La Canciller alemana Ángela Merkel ha cambiado su rutina, a fin de que sus temblores se noten lo menos posible. Es por ello por lo que, en el recibimiento con honores a los militares en el que estaba presente también la primera ministra danesa, Mette Frederiksen, ha estado sentada.

El estar en una silla impide que los temblores se vean, en caso de que se den. De ahí que el acto se haya estructurado de la siguiente manera: la canciller alemana recibió a la danesa, que llegaba en su coche oficial. Y luego ambas recorrieron unos metros a pie para luego sentarse en unas sillas que estaban ya preparadas.

Una vez sentadas ambas fueron recibiendo a los militares después de que sonará tanto el himno danés como el germano. Interpretaciones que la canciller escuchó ya en su asiento.
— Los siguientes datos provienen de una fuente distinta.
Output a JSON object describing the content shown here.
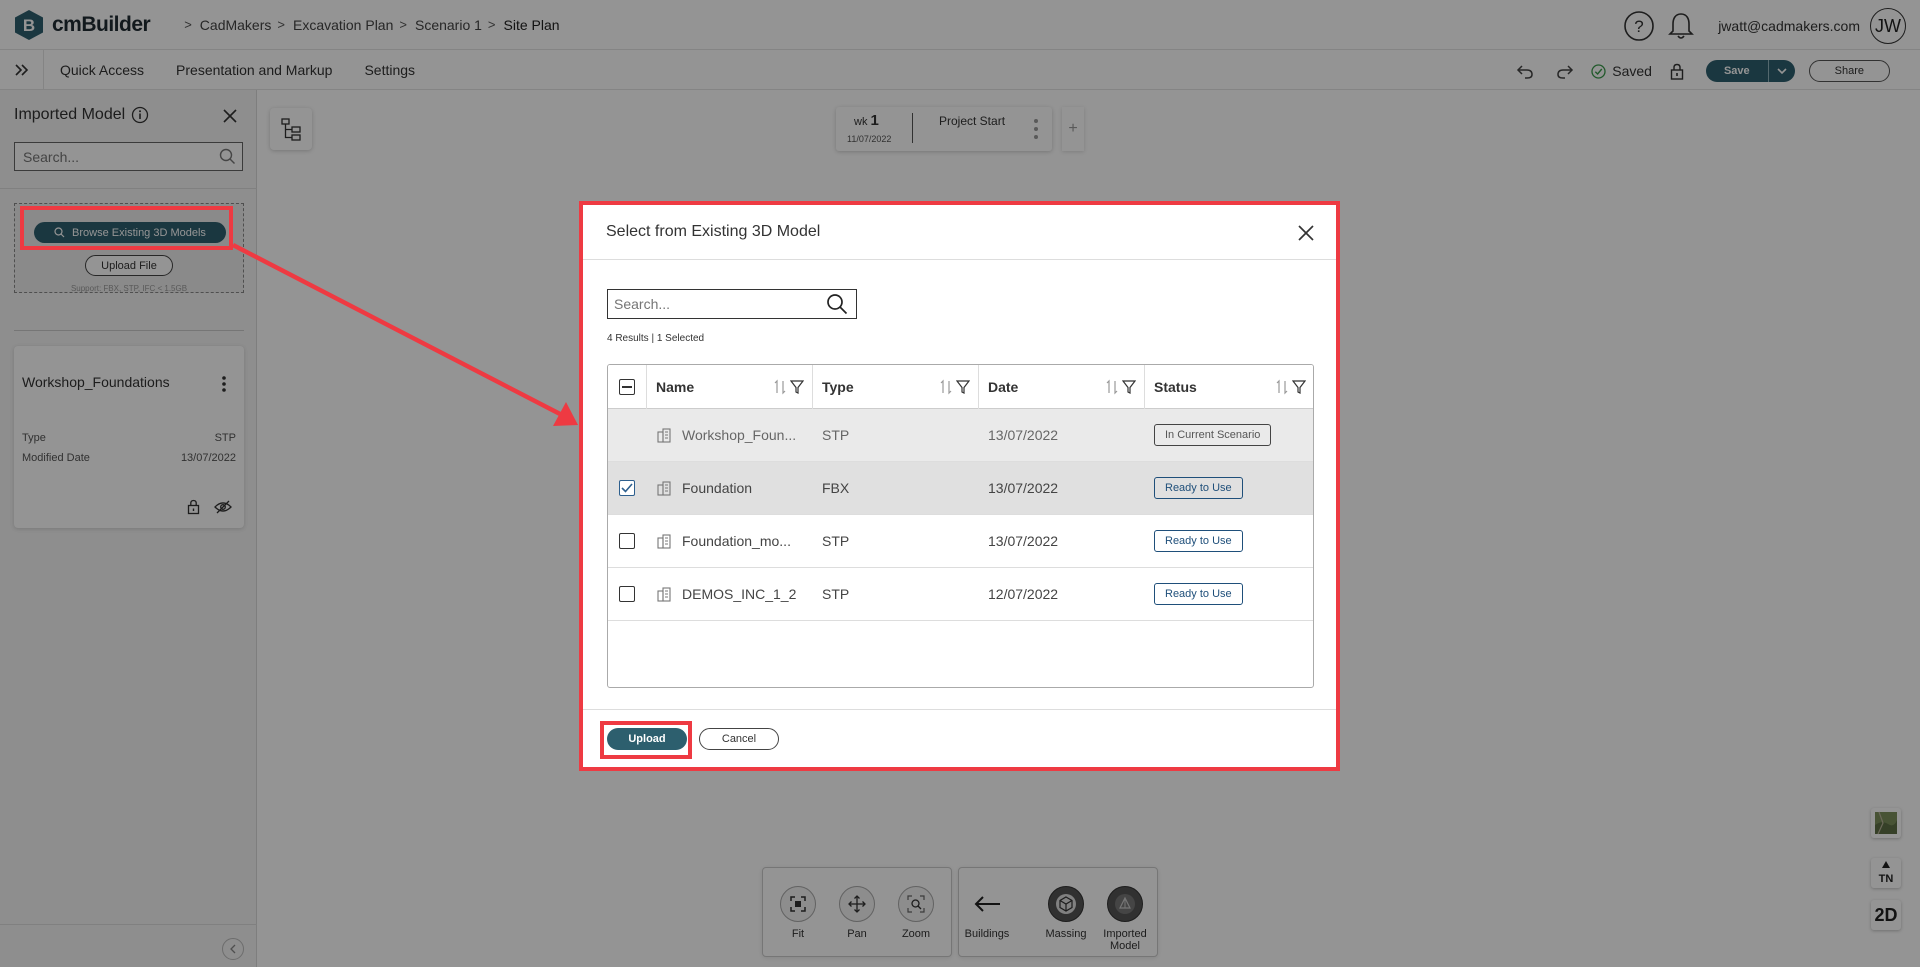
{
  "app": {
    "name": "cmBuilder",
    "breadcrumb": [
      "CadMakers",
      "Excavation Plan",
      "Scenario 1",
      "Site Plan"
    ],
    "user_email": "jwatt@cadmakers.com",
    "avatar_initials": "JW",
    "accent_color": "#2d5f6e",
    "highlight_color": "#ee3a42"
  },
  "menu": {
    "items": [
      "Quick Access",
      "Presentation and Markup",
      "Settings"
    ],
    "saved_label": "Saved",
    "save_label": "Save",
    "share_label": "Share"
  },
  "left_panel": {
    "title": "Imported Model",
    "search_placeholder": "Search...",
    "browse_label": "Browse Existing 3D Models",
    "upload_file_label": "Upload File",
    "support_text": "Support: FBX, STP, IFC < 1.5GB",
    "model_card": {
      "name": "Workshop_Foundations",
      "type_label": "Type",
      "type_value": "STP",
      "modified_label": "Modified Date",
      "modified_value": "13/07/2022"
    }
  },
  "timeline": {
    "week_label": "wk",
    "week_number": "1",
    "date": "11/07/2022",
    "event": "Project Start",
    "add_label": "+"
  },
  "toolbar": {
    "fit": "Fit",
    "pan": "Pan",
    "zoom": "Zoom",
    "buildings": "Buildings",
    "massing": "Massing",
    "imported_model": "Imported Model"
  },
  "view_controls": {
    "north_label": "TN",
    "view_mode": "2D"
  },
  "modal": {
    "title": "Select from Existing 3D Model",
    "search_placeholder": "Search...",
    "result_summary": "4 Results | 1 Selected",
    "columns": [
      "Name",
      "Type",
      "Date",
      "Status"
    ],
    "rows": [
      {
        "name": "Workshop_Foun...",
        "type": "STP",
        "date": "13/07/2022",
        "status": "In Current Scenario",
        "checked": null
      },
      {
        "name": "Foundation",
        "type": "FBX",
        "date": "13/07/2022",
        "status": "Ready to Use",
        "checked": true
      },
      {
        "name": "Foundation_mo...",
        "type": "STP",
        "date": "13/07/2022",
        "status": "Ready to Use",
        "checked": false
      },
      {
        "name": "DEMOS_INC_1_2",
        "type": "STP",
        "date": "12/07/2022",
        "status": "Ready to Use",
        "checked": false
      }
    ],
    "upload_label": "Upload",
    "cancel_label": "Cancel"
  }
}
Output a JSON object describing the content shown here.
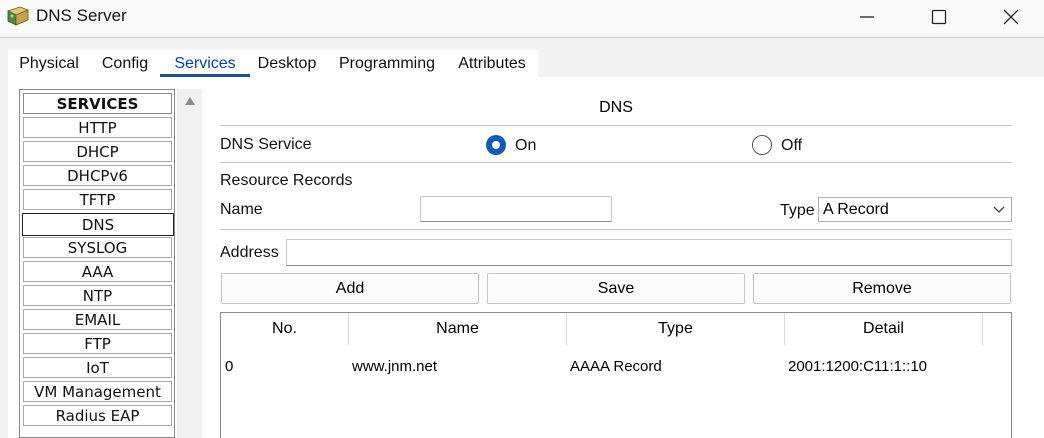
{
  "window": {
    "title": "DNS Server",
    "minimize_label": "",
    "maximize_label": "",
    "close_label": ""
  },
  "tabs": [
    {
      "label": "Physical"
    },
    {
      "label": "Config"
    },
    {
      "label": "Services",
      "active": true
    },
    {
      "label": "Desktop"
    },
    {
      "label": "Programming"
    },
    {
      "label": "Attributes"
    }
  ],
  "services": {
    "header": "SERVICES",
    "items": [
      "HTTP",
      "DHCP",
      "DHCPv6",
      "TFTP",
      "DNS",
      "SYSLOG",
      "AAA",
      "NTP",
      "EMAIL",
      "FTP",
      "IoT",
      "VM Management",
      "Radius EAP"
    ],
    "selected": "DNS"
  },
  "dns": {
    "title": "DNS",
    "service_label": "DNS Service",
    "on_label": "On",
    "off_label": "Off",
    "service_state": "On",
    "resource_records_label": "Resource Records",
    "name_label": "Name",
    "name_value": "",
    "type_label": "Type",
    "type_value": "A Record",
    "address_label": "Address",
    "address_value": "",
    "add_label": "Add",
    "save_label": "Save",
    "remove_label": "Remove"
  },
  "records_table": {
    "columns": [
      "No.",
      "Name",
      "Type",
      "Detail"
    ],
    "rows": [
      {
        "no": "0",
        "name": "www.jnm.net",
        "type": "AAAA Record",
        "detail": "2001:1200:C11:1::10"
      }
    ]
  },
  "colors": {
    "accent": "#0a5bbd",
    "active_tab_text": "#0044aa",
    "active_tab_underline": "#1a4fa0"
  }
}
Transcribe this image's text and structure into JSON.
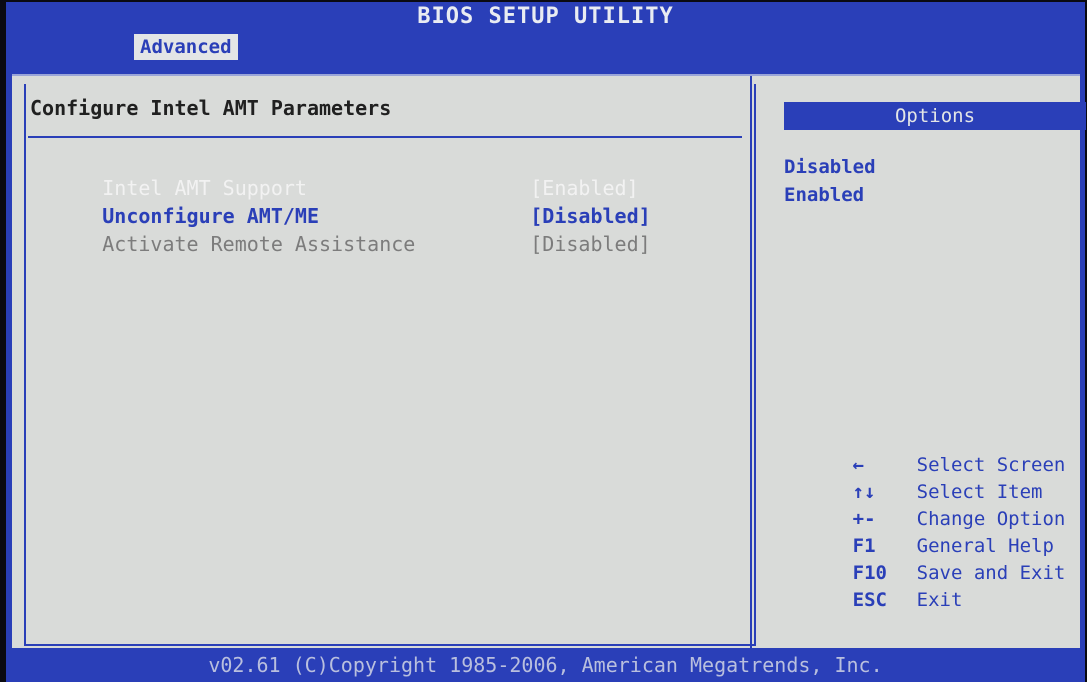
{
  "window": {
    "title": "BIOS SETUP UTILITY",
    "active_tab": "Advanced"
  },
  "main": {
    "title": "Configure Intel AMT Parameters",
    "items": [
      {
        "label": "Intel AMT Support",
        "value": "[Enabled]"
      },
      {
        "label": "Unconfigure AMT/ME",
        "value": "[Disabled]"
      },
      {
        "label": "Activate Remote Assistance",
        "value": "[Disabled]"
      }
    ]
  },
  "sidebar": {
    "header": "Options",
    "options": [
      "Disabled",
      "Enabled"
    ],
    "help": [
      {
        "key": "←",
        "text": "Select Screen"
      },
      {
        "key": "↑↓",
        "text": "Select Item"
      },
      {
        "key": "+-",
        "text": "Change Option"
      },
      {
        "key": "F1",
        "text": "General Help"
      },
      {
        "key": "F10",
        "text": "Save and Exit"
      },
      {
        "key": "ESC",
        "text": "Exit"
      }
    ]
  },
  "footer": {
    "text": "v02.61 (C)Copyright 1985-2006, American Megatrends, Inc."
  },
  "colors": {
    "bios_blue": "#2a3fb8",
    "panel_grey": "#d9dbd9",
    "highlight_white": "#f2f2f2",
    "disabled_grey": "#7c7c7c"
  }
}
La del asiento es una rutina distinta a la que la canciller había seguido en los últimos actos. En ellos se mantuvo de pie, y fue entonces cuando sus temblores salieron a la luz. Espasmos que son una de las grandes preocupaciones en Alemania en las últimas semanas.

Merkel tiene 65 años y su estado de salud preocupa bastante, pero hace unos días salió a dar explicaciones y restó importancia al asunto. Y aunque, reconoció que había un problema, la canciller dijo que estaba bien y que no había motivos que invitasen a preocuparse por su estado de salud.